Joergensen faces second preliminary

Jesper Joergensen

SAN LUIS —  Jesper Joergensen has already been bound over for trial on 141 counts of arson in connection with the Spring Fire in Costilla County; now, he faces a preliminary hearing on additional counts out of Huerfano County.
The rapidly moving fire burned in excess of 108,000 acres and destroyed some 180 homes in Costilla and Huerfano counties and was allegedly started June 27 five miles east of Fort Garland by the 52-year-old Joergensen.
It was declared completely out in July, but the fate of the man accused of starting it in Costilla County was determined after a judge’s Friday, Sept. 21. When he was bound over on all counts as charged.
He will appear again at 10 a.m.

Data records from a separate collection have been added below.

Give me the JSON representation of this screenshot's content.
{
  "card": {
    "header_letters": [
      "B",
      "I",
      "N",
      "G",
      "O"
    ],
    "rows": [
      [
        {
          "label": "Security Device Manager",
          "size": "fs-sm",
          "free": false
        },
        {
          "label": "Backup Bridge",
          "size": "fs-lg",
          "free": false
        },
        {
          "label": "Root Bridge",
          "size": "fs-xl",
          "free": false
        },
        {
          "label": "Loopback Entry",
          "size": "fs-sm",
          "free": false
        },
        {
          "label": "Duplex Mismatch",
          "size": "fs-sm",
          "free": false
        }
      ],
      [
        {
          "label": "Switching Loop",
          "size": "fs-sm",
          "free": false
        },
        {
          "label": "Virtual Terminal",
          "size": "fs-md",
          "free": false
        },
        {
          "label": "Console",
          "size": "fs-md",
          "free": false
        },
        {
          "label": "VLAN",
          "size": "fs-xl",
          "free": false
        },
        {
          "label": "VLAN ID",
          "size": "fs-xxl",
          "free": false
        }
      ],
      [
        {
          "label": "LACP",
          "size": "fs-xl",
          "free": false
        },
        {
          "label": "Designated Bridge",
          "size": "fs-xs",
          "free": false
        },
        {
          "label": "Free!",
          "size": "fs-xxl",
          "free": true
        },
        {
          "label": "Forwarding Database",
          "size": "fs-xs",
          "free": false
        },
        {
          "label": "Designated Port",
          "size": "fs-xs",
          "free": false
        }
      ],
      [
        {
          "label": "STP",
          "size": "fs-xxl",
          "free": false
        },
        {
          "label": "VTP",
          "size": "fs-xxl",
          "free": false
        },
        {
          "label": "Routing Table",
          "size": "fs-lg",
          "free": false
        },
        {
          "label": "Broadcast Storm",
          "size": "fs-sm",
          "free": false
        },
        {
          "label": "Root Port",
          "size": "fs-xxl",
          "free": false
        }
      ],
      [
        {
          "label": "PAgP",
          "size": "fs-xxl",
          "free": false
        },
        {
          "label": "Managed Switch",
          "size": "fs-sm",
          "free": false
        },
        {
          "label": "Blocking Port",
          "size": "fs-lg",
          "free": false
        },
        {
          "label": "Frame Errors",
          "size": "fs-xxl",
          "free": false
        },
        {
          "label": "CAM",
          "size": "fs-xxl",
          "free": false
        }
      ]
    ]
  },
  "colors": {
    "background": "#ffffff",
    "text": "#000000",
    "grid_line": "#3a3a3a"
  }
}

Feb. 14 for a preliminary hearing on the Huerfano County fires.
Joergensen is in custody on suspicion of first-degree arson, as well as a hold by Immigration and Customs Enforcement (ICE), since he is a Danish National with an expired visa.

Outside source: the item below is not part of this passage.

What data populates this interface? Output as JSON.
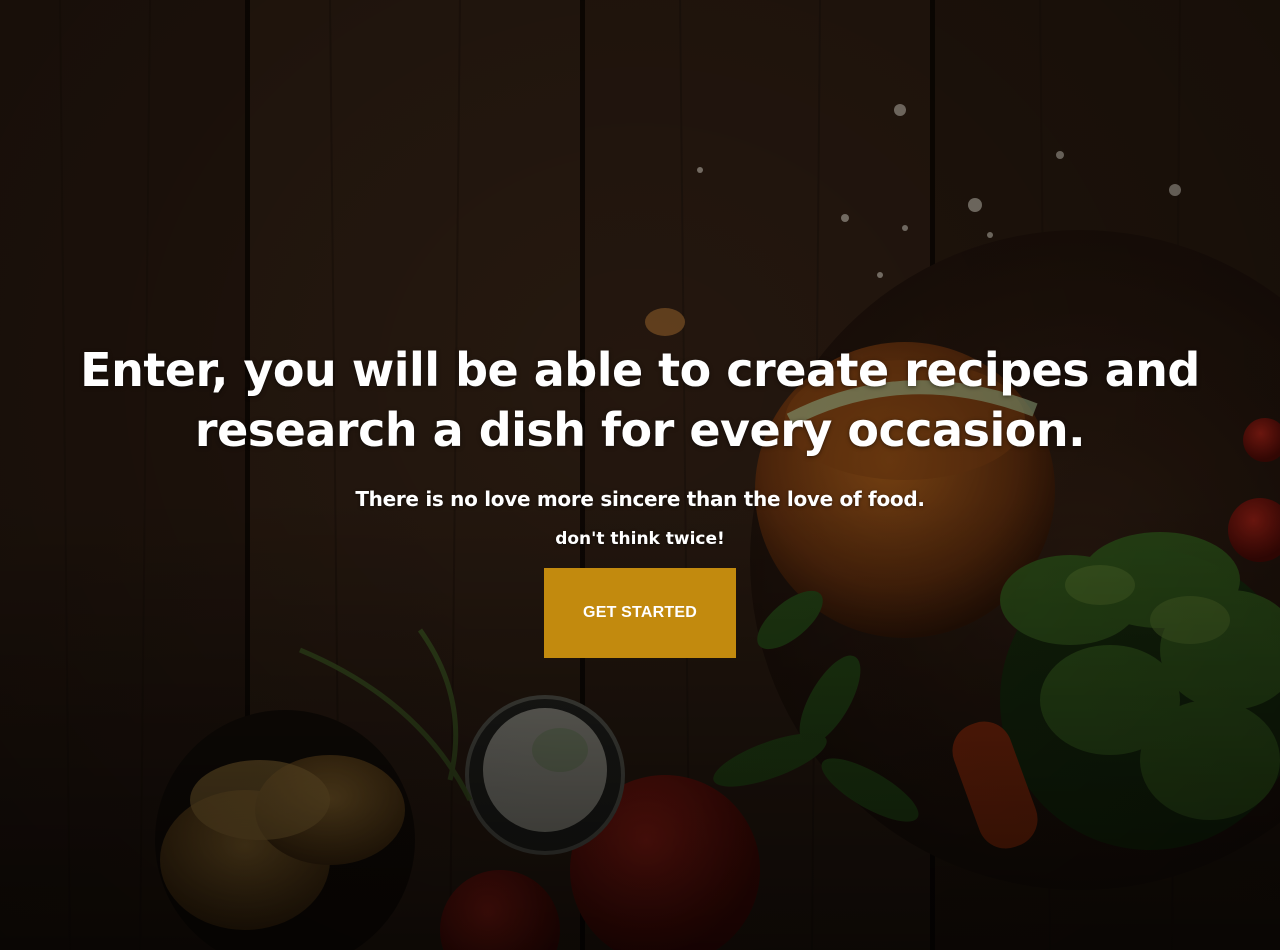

While he is being held in Costilla County and the largest damage was in that county, 12th Judicial District Attorney Crista Newmyer-Olsen said the charges from Huerfano were filed there and the legal action will take place in San Luis.

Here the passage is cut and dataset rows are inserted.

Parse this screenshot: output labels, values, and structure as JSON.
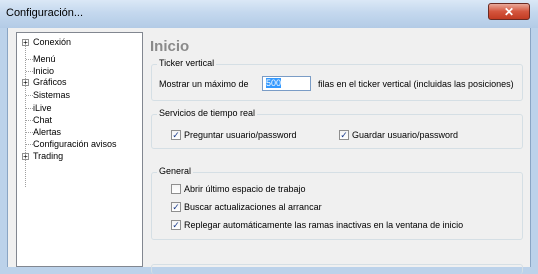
{
  "window": {
    "title": "Configuración...",
    "close_glyph": "✕"
  },
  "tree": {
    "items": [
      {
        "label": "Conexión",
        "expandable": true
      },
      {
        "label": "Menú",
        "expandable": false
      },
      {
        "label": "Inicio",
        "expandable": false
      },
      {
        "label": "Gráficos",
        "expandable": true
      },
      {
        "label": "Sistemas",
        "expandable": false
      },
      {
        "label": "iLive",
        "expandable": false
      },
      {
        "label": "Chat",
        "expandable": false
      },
      {
        "label": "Alertas",
        "expandable": false
      },
      {
        "label": "Configuración avisos",
        "expandable": false
      },
      {
        "label": "Trading",
        "expandable": true
      }
    ]
  },
  "page": {
    "title": "Inicio"
  },
  "ticker": {
    "group_label": "Ticker vertical",
    "prefix": "Mostrar un máximo de",
    "value": "500",
    "suffix": "filas en el ticker vertical (incluidas las posiciones)"
  },
  "realtime": {
    "group_label": "Servicios de tiempo real",
    "ask_user": {
      "label": "Preguntar usuario/password",
      "checked": true
    },
    "save_user": {
      "label": "Guardar usuario/password",
      "checked": true
    }
  },
  "general": {
    "group_label": "General",
    "open_workspace": {
      "label": "Abrir último espacio de trabajo",
      "checked": false
    },
    "check_updates": {
      "label": "Buscar actualizaciones al arrancar",
      "checked": true
    },
    "collapse_branches": {
      "label": "Replegar automáticamente las ramas inactivas en la ventana de inicio",
      "checked": true
    }
  },
  "check_glyph": "✓",
  "expander_glyph": "+"
}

Retired 6th Judicial District Judge Gregory G. Lyman of Durango has been presiding due to the fact that all of the 12th Judicial District judges recused themselves when it was learned that a fellow court employee lost a cabin in the fire.
There was no debate at the first preliminary hearing whether Joergensen started a fire at his home, a fire that devastated parts of two counties. The question is whether someone can be charged with felonious first-degree arson if he intentionally started a small fire at his residence, a fire that eventually became the third largest wildfire in Colorado history.
Joergensen reportedly first told investigators he was burning some trash that spread to nearby bushes but changed his story to say he had cooked some meat in an underground burn pit, thought the fire was out and went to sleep in a camper, awakening to the smell of smoke. He lost his camper home as the fire progressed.
Assistant 12th Judicial District Attorney Ashley McCuaig contended Joergensen said in an interview that knew it was dangerous to start the fire with a Level One Fire Ban in place forbidding all open burning. “He knowingly set a fire he knew he shouldn’t have set” and watched its rapid spread.
McCuaig compared Joergensen’s actions to “having an open fire in a tinderbox.” The defendant was eventually arrested while sitting in his pickup truck at the south side of Mountain Home Reservoir playing with his dog and watching the fire.
Representing Joergensen, Deputy Public Defender James Waldo argued that, while the defendant did set a fire near his home east of Fort Garland, he didn’t intend to cause all the damage that ensued.